The reason I bring this up is that for as long as I can remember, I've brought my leftovers into work in some container. Typically, it is resting on my desk, unrefrigerated for about 5-6 hours before I heat said leftovers in the microwave. I can't remember ever getting sick or dying, not even once. The last couple years I've been driving down to North Carolina every other Monday with leftovers in my trunk for the week. Sometimes, these don't see a refrigerator for 9 hours. Again, I'm still alive. I bring this up now because last week, I stopped and visited a colleague in Hampton on my way down. He had a nice lunch prepared for me, along with a bottle of Maotai that apparently I was supposed to help him finish. I fell asleep on the sofa for a few hours and he insisted I stay for dinner. The food was great, but I didn't make it to my hotel in Raleigh until 1:00am and my leftover fajitas had been in the trunk for some 16+ hours (it was a 90-90 day too) -- yeah, they were in an insulated bag (with no ice), but those don't hold the temp that well. The fajitas were grilled the night before, medium rare, and sliced, -- I admit I am obsessed with cleanliness in the kitchen and can assure you there is no cross-contamination that I think is the major culprit of food-borne illnesses. Anyway, I opened up lunch number 1 on Tuesday, and it smelled perfectly fine. I heated it up and ate it -- I didn't even die. In fact, no ill-effects at all. Next day, I ate lunch 2. Again, no problems. I know if I asked here if I should eat it, 90% of you would say no, and the other 10% would say "YES :becky:" -- all knowing that it would be my last post if I even opened the container. So, what research is the 3-hour rule actually based upon? If we have good food practices and don't contaminate, how long can this be extended? Does Maotai have some curative properties that they should be advertising? These are some of the questions that come to mind. I'm sure some people here can elaborate for our benefit.

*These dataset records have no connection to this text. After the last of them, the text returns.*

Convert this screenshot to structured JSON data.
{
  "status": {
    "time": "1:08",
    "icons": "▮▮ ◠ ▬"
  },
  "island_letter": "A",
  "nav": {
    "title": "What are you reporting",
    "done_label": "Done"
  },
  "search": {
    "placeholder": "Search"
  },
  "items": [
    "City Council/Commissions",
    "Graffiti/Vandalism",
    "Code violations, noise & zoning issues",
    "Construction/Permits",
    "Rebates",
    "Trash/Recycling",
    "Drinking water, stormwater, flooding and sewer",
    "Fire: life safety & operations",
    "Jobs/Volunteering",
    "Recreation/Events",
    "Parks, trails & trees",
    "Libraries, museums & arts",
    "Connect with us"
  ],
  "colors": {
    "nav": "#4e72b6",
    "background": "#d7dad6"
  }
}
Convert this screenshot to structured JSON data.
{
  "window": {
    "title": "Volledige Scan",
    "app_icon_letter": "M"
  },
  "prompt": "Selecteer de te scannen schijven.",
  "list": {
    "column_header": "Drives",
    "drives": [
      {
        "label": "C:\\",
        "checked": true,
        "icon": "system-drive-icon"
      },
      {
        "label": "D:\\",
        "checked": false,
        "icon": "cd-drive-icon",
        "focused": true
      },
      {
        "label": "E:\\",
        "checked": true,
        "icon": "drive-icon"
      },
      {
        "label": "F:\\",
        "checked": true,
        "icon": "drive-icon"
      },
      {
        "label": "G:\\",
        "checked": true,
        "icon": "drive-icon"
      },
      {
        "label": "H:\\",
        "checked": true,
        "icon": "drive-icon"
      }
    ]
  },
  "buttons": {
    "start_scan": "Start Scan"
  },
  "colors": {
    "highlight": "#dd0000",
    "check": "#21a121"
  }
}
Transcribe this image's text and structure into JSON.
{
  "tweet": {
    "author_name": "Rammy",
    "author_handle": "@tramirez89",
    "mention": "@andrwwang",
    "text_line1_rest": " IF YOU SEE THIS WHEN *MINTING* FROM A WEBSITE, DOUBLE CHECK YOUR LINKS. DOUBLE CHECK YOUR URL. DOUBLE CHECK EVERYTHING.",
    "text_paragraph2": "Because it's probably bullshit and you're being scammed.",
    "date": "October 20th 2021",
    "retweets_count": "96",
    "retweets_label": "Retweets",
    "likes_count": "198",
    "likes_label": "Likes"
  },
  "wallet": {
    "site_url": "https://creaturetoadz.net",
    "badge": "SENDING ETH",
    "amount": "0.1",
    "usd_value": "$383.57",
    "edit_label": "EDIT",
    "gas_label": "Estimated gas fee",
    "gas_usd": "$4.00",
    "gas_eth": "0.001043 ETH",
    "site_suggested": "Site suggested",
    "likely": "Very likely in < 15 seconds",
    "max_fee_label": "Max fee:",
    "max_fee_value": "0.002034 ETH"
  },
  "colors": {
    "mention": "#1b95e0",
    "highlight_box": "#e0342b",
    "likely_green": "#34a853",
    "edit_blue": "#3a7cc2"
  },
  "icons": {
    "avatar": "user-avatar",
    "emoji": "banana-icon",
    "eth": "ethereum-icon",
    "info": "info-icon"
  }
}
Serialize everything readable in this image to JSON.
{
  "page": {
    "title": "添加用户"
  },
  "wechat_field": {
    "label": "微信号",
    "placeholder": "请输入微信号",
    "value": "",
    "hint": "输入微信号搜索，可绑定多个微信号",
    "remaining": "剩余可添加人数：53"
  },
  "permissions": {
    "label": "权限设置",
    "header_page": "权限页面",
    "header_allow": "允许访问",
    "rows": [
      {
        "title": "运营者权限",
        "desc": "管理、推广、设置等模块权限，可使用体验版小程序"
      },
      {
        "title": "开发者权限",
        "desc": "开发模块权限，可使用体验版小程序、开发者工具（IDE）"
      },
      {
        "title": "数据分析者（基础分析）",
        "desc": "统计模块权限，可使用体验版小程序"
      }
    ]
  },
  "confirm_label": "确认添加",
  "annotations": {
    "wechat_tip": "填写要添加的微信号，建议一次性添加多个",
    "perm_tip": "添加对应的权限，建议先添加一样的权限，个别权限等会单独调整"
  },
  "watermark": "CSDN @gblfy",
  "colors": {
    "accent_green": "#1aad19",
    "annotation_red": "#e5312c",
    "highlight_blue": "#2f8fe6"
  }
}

Incidentally, I'm not condoning eating anything dodgy. I've just been taught to treat food on a case by case basis and that the best way to know if food has gone "off" is to smell it -- actually to have my wife smell it as women tend to have more sensitive senses of smell than men. On the other side of this, I've thrown out food that has come straight from the fridge prior to its expiration date because of the smell.

Titch 06-16-2013 04:14 AM

Do you have a cast Iron stomach and possible superhero type bloods.
Just asking .

Gore 06-16-2013 04:28 AM


Originally Posted by AussieTitch (Post 2517529)
Do you have a cast Iron stomach and possible superhero type bloods.
Just asking .

Funny, the answer is a definite NO! I've had my share of food-borne illnesses and they are absolutely no fun at all. The last one I had was on one of my trips down to North Carolina, but it came from eating at Hampton University's brand new cafeteria/buffet. I also was sick from a buffet at the University of Maryland. I remember a few others, but they all came from eating at restaurants or buffets. I don't remember ever getting sick from something we prepared.

Titch 06-16-2013 04:33 AM

Come to think of it, neither have I and I cart home made around in my work vehicle all the time.